John lamented the current state of the island’s educational system and noted that the only higher-ed option on Tutuila is a community college. “They have good intentions,” he said, “but if you really care about education, you go off the island.” His kids had attended college in the states. One of John’s many projects was trying to start a university on Tutuila, focusing on environmental studies and nursing. He figured he needed about six hundred thousand dollars to get it going
and hoped to capitalize on the fact that, he said, Internet speeds on Tutuila were faster than on the mainland United States—a rare bright spot in the local infrastructure.

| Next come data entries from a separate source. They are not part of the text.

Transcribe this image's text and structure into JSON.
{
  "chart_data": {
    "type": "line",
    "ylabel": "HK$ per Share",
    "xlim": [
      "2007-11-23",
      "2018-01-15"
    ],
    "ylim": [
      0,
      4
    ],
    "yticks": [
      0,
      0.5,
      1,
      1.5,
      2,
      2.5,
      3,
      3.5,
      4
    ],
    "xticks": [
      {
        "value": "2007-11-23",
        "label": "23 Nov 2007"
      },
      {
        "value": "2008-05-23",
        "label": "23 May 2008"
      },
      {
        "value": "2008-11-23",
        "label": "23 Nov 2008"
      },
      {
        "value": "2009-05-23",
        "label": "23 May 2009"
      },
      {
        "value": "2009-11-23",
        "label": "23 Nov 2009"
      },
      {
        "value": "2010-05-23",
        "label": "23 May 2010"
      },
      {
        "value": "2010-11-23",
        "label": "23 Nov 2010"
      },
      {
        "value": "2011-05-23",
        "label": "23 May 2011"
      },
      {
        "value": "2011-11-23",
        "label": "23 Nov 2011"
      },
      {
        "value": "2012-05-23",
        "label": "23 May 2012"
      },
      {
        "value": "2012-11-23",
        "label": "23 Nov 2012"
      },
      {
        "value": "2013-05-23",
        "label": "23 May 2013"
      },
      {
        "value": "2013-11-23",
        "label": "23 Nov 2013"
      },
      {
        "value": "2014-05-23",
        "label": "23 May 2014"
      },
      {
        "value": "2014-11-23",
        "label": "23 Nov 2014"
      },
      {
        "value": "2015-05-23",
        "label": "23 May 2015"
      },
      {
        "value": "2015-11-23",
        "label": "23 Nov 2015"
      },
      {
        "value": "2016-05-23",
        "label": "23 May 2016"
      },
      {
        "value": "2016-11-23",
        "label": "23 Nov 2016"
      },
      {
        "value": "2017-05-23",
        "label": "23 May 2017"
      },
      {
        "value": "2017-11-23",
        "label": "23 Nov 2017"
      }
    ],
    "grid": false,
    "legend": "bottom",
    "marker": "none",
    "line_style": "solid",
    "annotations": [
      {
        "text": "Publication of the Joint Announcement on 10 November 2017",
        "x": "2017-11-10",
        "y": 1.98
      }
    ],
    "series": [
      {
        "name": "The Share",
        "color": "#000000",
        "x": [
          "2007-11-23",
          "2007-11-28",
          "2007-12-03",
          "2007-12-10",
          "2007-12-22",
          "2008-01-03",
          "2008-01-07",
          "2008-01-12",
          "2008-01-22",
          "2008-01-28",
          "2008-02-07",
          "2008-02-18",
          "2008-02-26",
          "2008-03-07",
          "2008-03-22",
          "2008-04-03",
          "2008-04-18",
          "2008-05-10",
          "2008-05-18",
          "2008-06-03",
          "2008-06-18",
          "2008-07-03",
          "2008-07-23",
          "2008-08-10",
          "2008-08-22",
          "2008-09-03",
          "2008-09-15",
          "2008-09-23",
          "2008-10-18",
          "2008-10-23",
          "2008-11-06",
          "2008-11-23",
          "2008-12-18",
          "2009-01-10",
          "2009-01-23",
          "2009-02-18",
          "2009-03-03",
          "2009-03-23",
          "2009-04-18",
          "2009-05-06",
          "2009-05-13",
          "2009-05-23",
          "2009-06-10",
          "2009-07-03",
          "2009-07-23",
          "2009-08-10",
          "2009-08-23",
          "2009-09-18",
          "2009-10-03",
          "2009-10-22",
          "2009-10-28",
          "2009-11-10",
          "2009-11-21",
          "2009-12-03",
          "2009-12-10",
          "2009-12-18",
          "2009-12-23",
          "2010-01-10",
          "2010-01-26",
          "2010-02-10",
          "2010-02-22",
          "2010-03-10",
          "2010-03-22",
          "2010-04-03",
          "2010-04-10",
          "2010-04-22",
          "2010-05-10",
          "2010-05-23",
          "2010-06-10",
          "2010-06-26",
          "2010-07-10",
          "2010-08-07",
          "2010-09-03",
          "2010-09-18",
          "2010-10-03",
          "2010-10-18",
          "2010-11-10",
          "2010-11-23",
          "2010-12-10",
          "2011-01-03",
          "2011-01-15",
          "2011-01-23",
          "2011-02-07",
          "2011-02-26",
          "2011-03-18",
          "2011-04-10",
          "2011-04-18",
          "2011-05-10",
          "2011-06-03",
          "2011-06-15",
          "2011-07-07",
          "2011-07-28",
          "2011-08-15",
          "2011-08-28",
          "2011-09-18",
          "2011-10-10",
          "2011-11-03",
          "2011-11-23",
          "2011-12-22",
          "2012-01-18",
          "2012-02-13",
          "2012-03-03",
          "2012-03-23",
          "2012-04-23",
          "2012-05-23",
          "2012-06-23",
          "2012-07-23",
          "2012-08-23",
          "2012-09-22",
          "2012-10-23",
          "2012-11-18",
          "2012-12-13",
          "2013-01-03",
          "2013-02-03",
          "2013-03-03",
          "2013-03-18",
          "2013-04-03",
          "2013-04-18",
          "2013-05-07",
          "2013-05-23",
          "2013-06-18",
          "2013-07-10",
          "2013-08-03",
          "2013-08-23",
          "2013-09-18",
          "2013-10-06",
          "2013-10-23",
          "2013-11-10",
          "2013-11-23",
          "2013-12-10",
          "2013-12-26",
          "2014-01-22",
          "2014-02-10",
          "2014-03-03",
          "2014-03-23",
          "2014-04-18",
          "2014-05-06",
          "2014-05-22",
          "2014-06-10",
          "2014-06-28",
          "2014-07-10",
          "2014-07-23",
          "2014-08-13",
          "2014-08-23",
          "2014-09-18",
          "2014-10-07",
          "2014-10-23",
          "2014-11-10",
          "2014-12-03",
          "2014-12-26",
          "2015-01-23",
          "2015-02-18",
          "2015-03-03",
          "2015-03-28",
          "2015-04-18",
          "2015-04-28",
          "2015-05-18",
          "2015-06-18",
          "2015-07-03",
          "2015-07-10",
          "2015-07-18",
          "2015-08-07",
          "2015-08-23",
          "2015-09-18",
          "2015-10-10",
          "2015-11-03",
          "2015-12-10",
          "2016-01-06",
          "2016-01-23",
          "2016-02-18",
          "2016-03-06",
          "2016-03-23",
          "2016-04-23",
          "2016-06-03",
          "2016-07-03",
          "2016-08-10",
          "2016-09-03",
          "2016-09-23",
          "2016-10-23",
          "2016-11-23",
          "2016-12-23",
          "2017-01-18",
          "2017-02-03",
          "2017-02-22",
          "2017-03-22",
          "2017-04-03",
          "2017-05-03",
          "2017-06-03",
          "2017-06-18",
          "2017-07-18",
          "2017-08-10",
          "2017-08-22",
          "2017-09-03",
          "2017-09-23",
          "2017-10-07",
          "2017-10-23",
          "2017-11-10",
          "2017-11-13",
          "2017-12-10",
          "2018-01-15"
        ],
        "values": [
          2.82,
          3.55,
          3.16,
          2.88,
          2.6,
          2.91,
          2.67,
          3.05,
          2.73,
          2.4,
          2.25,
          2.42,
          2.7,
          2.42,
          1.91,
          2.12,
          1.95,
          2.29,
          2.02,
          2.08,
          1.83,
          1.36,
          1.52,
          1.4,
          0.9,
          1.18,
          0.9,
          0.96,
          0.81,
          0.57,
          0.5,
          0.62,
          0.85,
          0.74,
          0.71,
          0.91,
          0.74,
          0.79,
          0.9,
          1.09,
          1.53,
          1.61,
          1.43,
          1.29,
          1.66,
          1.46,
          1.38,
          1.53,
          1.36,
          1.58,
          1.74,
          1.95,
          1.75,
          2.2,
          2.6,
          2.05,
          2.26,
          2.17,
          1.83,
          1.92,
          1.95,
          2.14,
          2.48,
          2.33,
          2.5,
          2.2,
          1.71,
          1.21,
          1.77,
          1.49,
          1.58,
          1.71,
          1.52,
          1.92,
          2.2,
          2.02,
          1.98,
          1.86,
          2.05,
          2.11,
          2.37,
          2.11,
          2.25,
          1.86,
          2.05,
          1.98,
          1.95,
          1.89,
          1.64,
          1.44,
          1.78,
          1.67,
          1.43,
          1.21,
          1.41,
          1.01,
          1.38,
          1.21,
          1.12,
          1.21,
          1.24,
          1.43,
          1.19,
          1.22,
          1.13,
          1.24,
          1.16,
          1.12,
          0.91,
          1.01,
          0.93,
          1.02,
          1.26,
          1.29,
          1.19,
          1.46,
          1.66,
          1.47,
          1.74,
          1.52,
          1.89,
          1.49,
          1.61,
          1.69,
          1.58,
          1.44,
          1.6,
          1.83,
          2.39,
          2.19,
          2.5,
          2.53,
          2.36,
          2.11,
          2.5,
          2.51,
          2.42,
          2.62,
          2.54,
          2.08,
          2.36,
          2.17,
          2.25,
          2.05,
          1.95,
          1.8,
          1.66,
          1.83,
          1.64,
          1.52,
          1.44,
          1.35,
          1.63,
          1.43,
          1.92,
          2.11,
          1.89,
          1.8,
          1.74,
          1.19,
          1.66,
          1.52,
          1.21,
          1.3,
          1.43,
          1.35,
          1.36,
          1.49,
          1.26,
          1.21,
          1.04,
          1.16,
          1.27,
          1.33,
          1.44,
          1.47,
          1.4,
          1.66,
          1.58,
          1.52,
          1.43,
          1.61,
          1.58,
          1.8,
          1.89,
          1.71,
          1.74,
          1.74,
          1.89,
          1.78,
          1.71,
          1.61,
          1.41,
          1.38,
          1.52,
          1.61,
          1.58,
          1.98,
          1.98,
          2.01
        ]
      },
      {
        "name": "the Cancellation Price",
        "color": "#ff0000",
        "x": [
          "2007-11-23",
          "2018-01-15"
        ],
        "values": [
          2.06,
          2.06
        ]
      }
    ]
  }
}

The federal government’s general policy, John said, was “benign neglect.” Distant, not particularly trustworthy. Outside a building that looked like an Army barracks was a sign reading LYNDON B. JOHNSON TROPICAL MEDICAL CENTER; the territory’s primary medical facility, where John’s wife, Luaao, worked as a nurse. “It’s named for the last president to visit American Samoa,” John said with a sigh. “He came here in 1967.” (Vice President Dan Quayle came here in 1989 and gave a speech known for this infamously odd line: “You all look like happy campers to me. Happy campers you are, happy campers you have been, and, as far as I am concerned, happy campers you will always be.” That about sums up the federal government’s view of American Samoa.)
Disaster relief is slow—in 2009, an earthquake triggered a tsunami, killing thirty-four people in American Samoa. Five years later, there were still leveled buildings by Pago Pago Harbor. I peered into one to find a rusting boat, picked up by the wave and dropped there. The same week as the tsunami, the territory lost two thousand jobs when one of the tuna canneries closed. Now there was one cannery, Starkist, with another in the works; tuna comprised 80 percent of the territory’s economy. The local government was the territory’s largest employer overall, and its finances were in free-fall—John told us that some employees couldn’t even get home loans because banks didn’t trust that they had a reliable paycheck coming in. The local unemployment rate was around 20 percent.
And federal oversight was often lacking. At our hotel, we met a woman who investigated labor complaints for the U.S. Department of Labor. There was a huge backlog, since she was the first person from the department to come down here for years. Her original assignment was for a few weeks, but it had just been extended by four months.